Currys, a major electronics retailer, committed a major workplace
blunder when its interviewers forced job candidates to dance during
their interviews. Who’s the hiring manager at this place? Michael Scott?
Alan Bacon, a 21-year-old recent graduate with a love of cameras and
an awesome last name, was one of the candidates asked to dance at the
start of his job interview. According to the BBC,
Bacon spent a week prepping for the interview, only to find himself
“embarrassed and uncomfortable” after being asked to dance to Daft
Punk’s “Around the World” in front of a group of strangers.
Until that moment, no one in history has ever needed to find out
whether
a job applicant’s special skills included “doing the robot.”
Except maybe once, when the candidate was actually a robot.
So is this dance-off for a chance to sell washers now standard for this store?

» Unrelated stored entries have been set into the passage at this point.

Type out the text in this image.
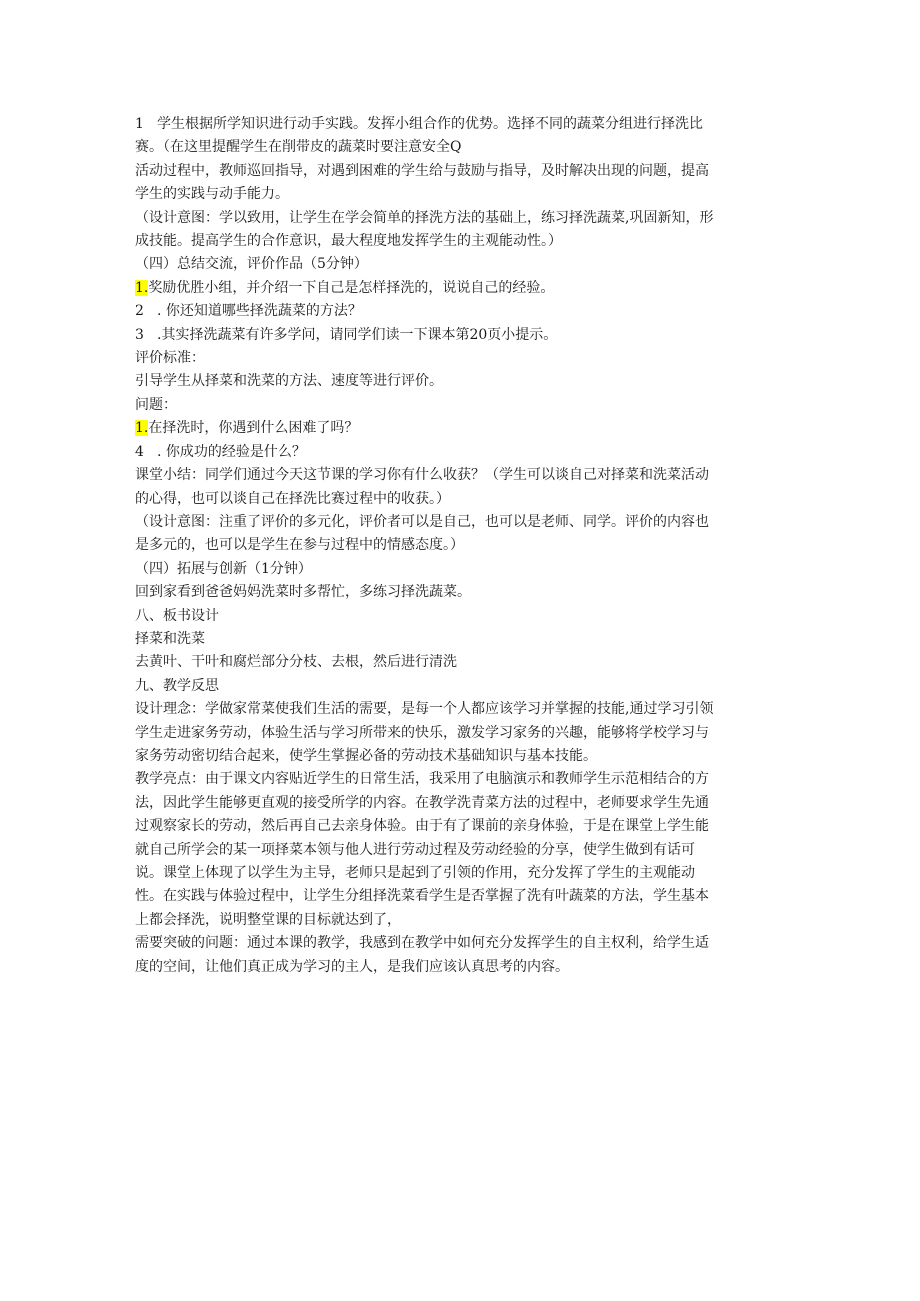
1 学生根据所学知识进行动手实践。发挥小组合作的优势。选择不同的蔬菜分组进行择洗比赛。（在这里提醒学生在削带皮的蔬菜时要注意安全Q

活动过程中，教师巡回指导，对遇到困难的学生给与鼓励与指导，及时解决出现的问题，提高学生的实践与动手能力。

（设计意图：学以致用，让学生在学会简单的择洗方法的基础上，练习择洗蔬菜,巩固新知，形成技能。提高学生的合作意识，最大程度地发挥学生的主观能动性。）

（四）总结交流，评价作品（5分钟）

1.奖励优胜小组，并介绍一下自己是怎样择洗的，说说自己的经验。

2 . 你还知道哪些择洗蔬菜的方法？

3 .其实择洗蔬菜有许多学问，请同学们读一下课本第20页小提示。

评价标准：

引导学生从择菜和洗菜的方法、速度等进行评价。

问题：

1.在择洗时，你遇到什么困难了吗？

4 . 你成功的经验是什么？

课堂小结：同学们通过今天这节课的学习你有什么收获？（学生可以谈自己对择菜和洗菜活动的心得，也可以谈自己在择洗比赛过程中的收获。）

（设计意图：注重了评价的多元化，评价者可以是自己，也可以是老师、同学。评价的内容也是多元的，也可以是学生在参与过程中的情感态度。）

（四）拓展与创新（1分钟）

回到家看到爸爸妈妈洗菜时多帮忙，多练习择洗蔬菜。

八、板书设计

择菜和洗菜

去黄叶、干叶和腐烂部分分枝、去根，然后进行清洗

九、教学反思

设计理念：学做家常菜使我们生活的需要，是每一个人都应该学习并掌握的技能,通过学习引领学生走进家务劳动，体验生活与学习所带来的快乐，激发学习家务的兴趣，能够将学校学习与家务劳动密切结合起来，使学生掌握必备的劳动技术基础知识与基本技能。

教学亮点：由于课文内容贴近学生的日常生活，我采用了电脑演示和教师学生示范相结合的方法，因此学生能够更直观的接受所学的内容。在教学洗青菜方法的过程中，老师要求学生先通过观察家长的劳动，然后再自己去亲身体验。由于有了课前的亲身体验，于是在课堂上学生能就自己所学会的某一项择菜本领与他人进行劳动过程及劳动经验的分享，使学生做到有话可说。课堂上体现了以学生为主导，老师只是起到了引领的作用，充分发挥了学生的主观能动性。在实践与体验过程中，让学生分组择洗菜看学生是否掌握了洗有叶蔬菜的方法，学生基本上都会择洗，说明整堂课的目标就达到了，

需要突破的问题：通过本课的教学，我感到在教学中如何充分发挥学生的自主权利，给学生适度的空间，让他们真正成为学习的主人，是我们应该认真思考的内容。
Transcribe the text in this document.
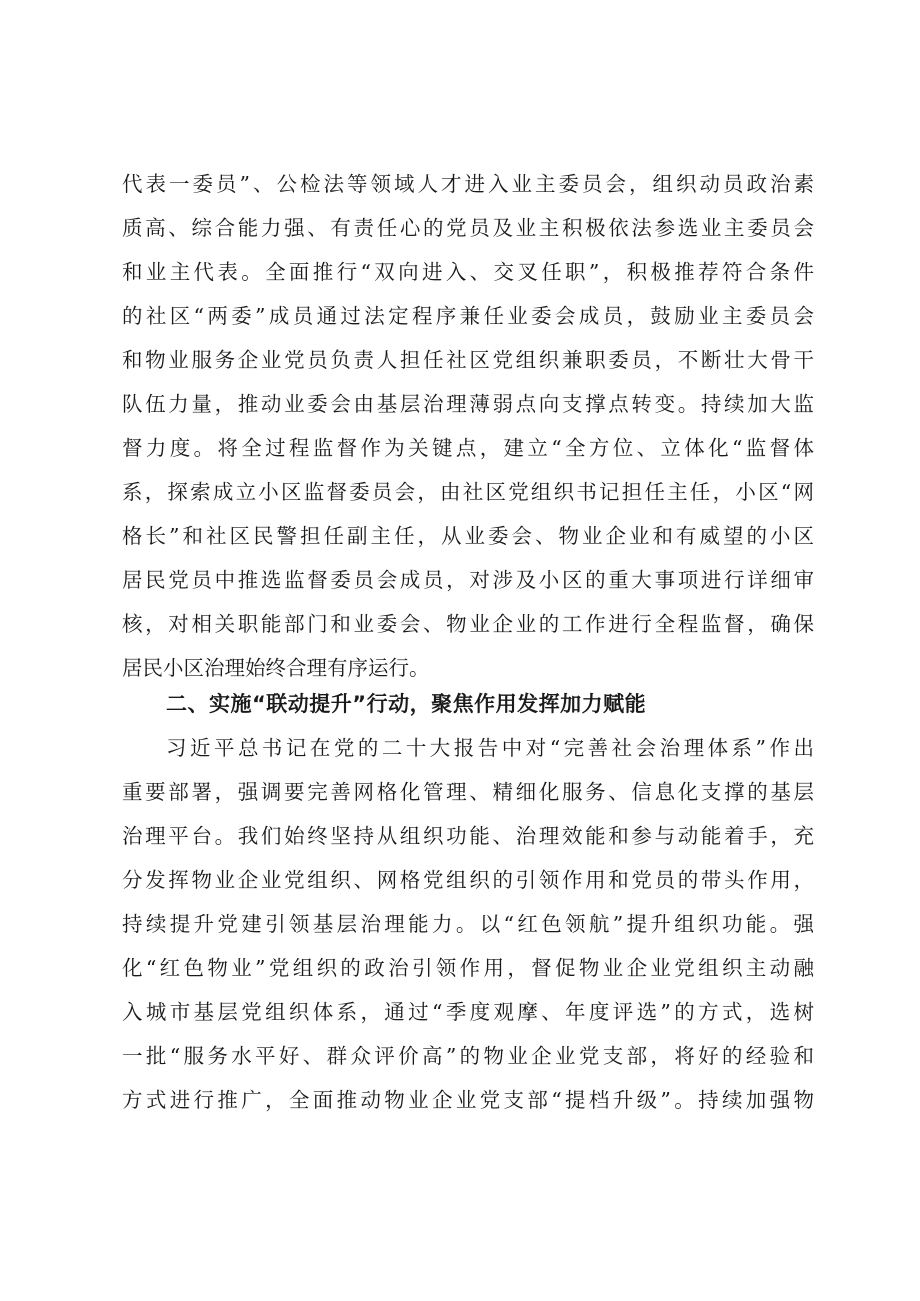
代表一委员”、公检法等领域人才进入业主委员会，组织动员政治素
质高、综合能力强、有责任心的党员及业主积极依法参选业主委员会
和业主代表。全面推行“双向进入、交叉任职”，积极推荐符合条件
的社区“两委”成员通过法定程序兼任业委会成员，鼓励业主委员会
和物业服务企业党员负责人担任社区党组织兼职委员，不断壮大骨干
队伍力量，推动业委会由基层治理薄弱点向支撑点转变。持续加大监
督力度。将全过程监督作为关键点，建立“全方位、立体化“监督体
系，探索成立小区监督委员会，由社区党组织书记担任主任，小区“网
格长”和社区民警担任副主任，从业委会、物业企业和有威望的小区
居民党员中推选监督委员会成员，对涉及小区的重大事项进行详细审
核，对相关职能部门和业委会、物业企业的工作进行全程监督，确保
居民小区治理始终合理有序运行。
二、实施“联动提升”行动，聚焦作用发挥加力赋能
习近平总书记在党的二十大报告中对“完善社会治理体系”作出
重要部署，强调要完善网格化管理、精细化服务、信息化支撑的基层
治理平台。我们始终坚持从组织功能、治理效能和参与动能着手，充
分发挥物业企业党组织、网格党组织的引领作用和党员的带头作用，
持续提升党建引领基层治理能力。以“红色领航”提升组织功能。强
化“红色物业”党组织的政治引领作用，督促物业企业党组织主动融
入城市基层党组织体系，通过“季度观摩、年度评选”的方式，选树
一批“服务水平好、群众评价高”的物业企业党支部，将好的经验和
方式进行推广，全面推动物业企业党支部“提档升级”。持续加强物
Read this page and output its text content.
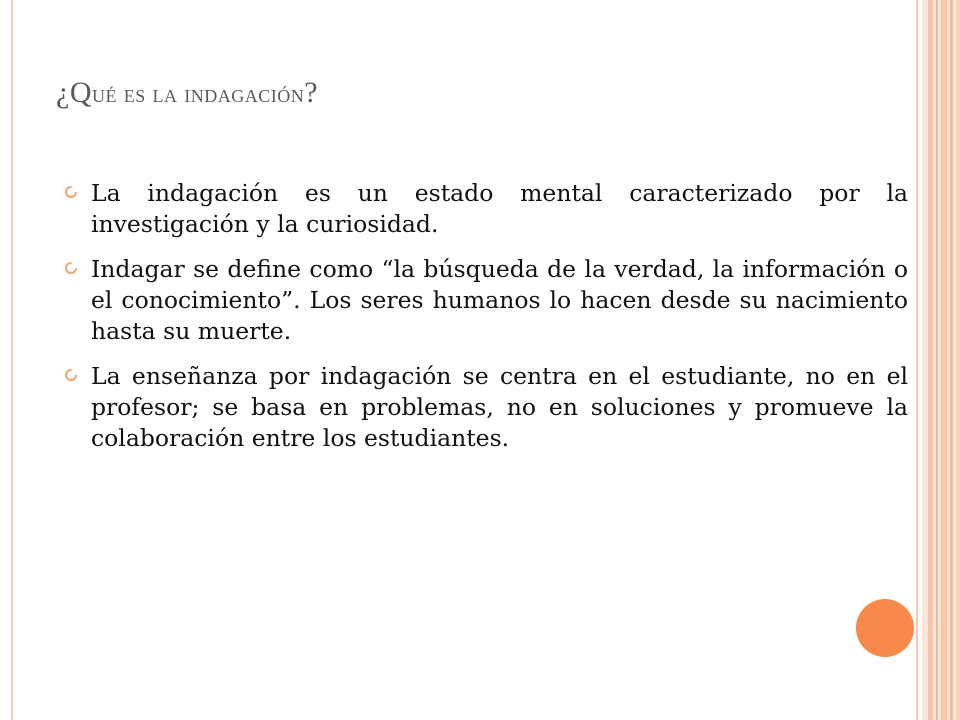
¿Qué es la indagación?
La indagación es un estado mental caracterizado por la investigación y la curiosidad.
Indagar se define como “la búsqueda de la verdad, la información o el conocimiento”. Los seres humanos lo hacen desde su nacimiento hasta su muerte.
La enseñanza por indagación se centra en el estudiante, no en el profesor; se basa en problemas, no en soluciones y promueve la colaboración entre los estudiantes.
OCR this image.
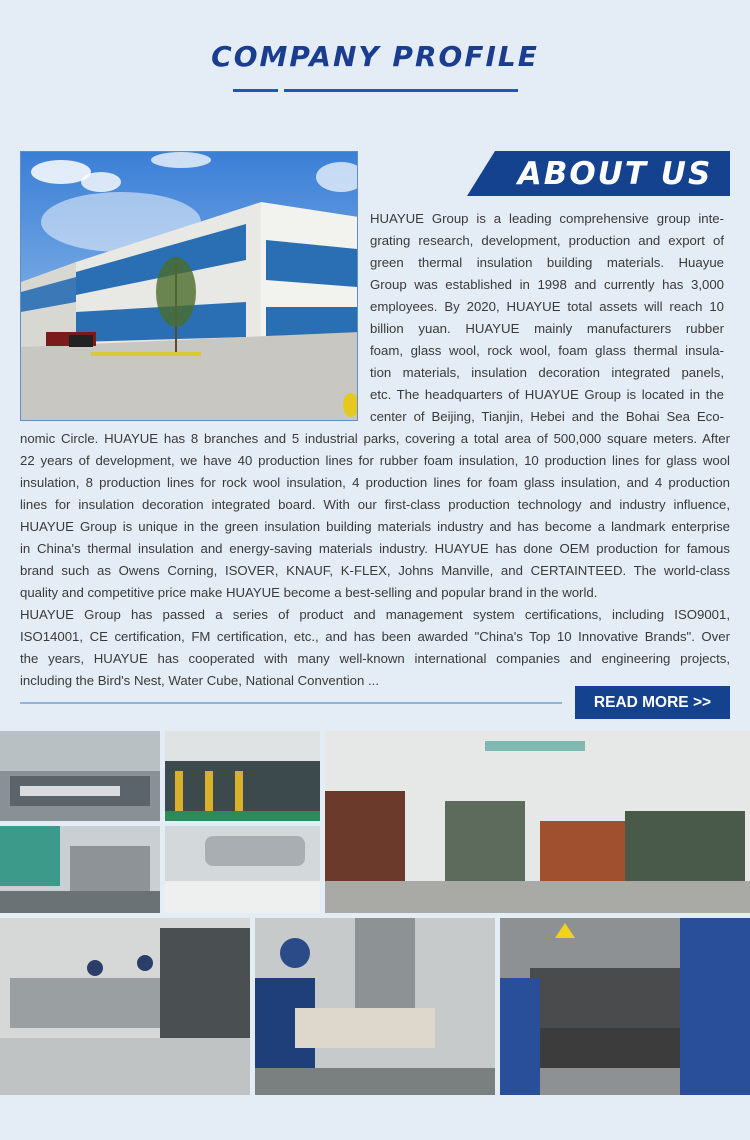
COMPANY PROFILE
ABOUT US
HUAYUE Group is a leading comprehensive group inte-
grating research, development, production and export of
green thermal insulation building materials. Huayue
Group was established in 1998 and currently has 3,000
employees. By 2020, HUAYUE total assets will reach 10
billion yuan. HUAYUE mainly manufacturers rubber
foam, glass wool, rock wool, foam glass thermal insula-
tion materials, insulation decoration integrated panels,
etc. The headquarters of HUAYUE Group is located in the
center of Beijing, Tianjin, Hebei and the Bohai Sea Eco-
nomic Circle. HUAYUE has 8 branches and 5 industrial parks, covering a total area of 500,000 square meters. After
22 years of development, we have 40 production lines for rubber foam insulation, 10 production lines for glass wool
insulation, 8 production lines for rock wool insulation, 4 production lines for foam glass insulation, and 4 production
lines for insulation decoration integrated board. With our first-class production technology and industry influence,
HUAYUE Group is unique in the green insulation building materials industry and has become a landmark enterprise
in China's thermal insulation and energy-saving materials industry. HUAYUE has done OEM production for famous
brand such as Owens Corning, ISOVER, KNAUF, K-FLEX, Johns Manville, and CERTAINTEED. The world-class
quality and competitive price make HUAYUE become a best-selling and popular brand in the world.
HUAYUE Group has passed a series of product and management system certifications, including ISO9001,
ISO14001, CE certification, FM certification, etc., and has been awarded "China's Top 10 Innovative Brands". Over
the years, HUAYUE has cooperated with many well-known international companies and engineering projects,
including the Bird's Nest, Water Cube, National Convention ...
READ MORE >>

“Currys has since apologized,” the BBC reports. “It has also admitted
that the dance segment of the interview had been a mistake and was not
part of its official recruitment processes.”
No one should ever be asked to dance in a job interview, unless the
interview is for a job as a pole dancer at a strip club, in which case
dancing is pretty much the only thing a person should be asked to do at
an interview.
It appears this is part of a bigger trend to try to make the job
interview process “more fun.” What could be more fun than awkwardly
dancing in front of a group of sweaty, nervous job applicants in suits?
Probably something to the effect of eating a handful of glass while
simultaneously pouring hot sauce into your eyeballs.
In the future, if anyone ever asks a candidate to “pop and lock it” at a job interview, it better be for a locksmith job.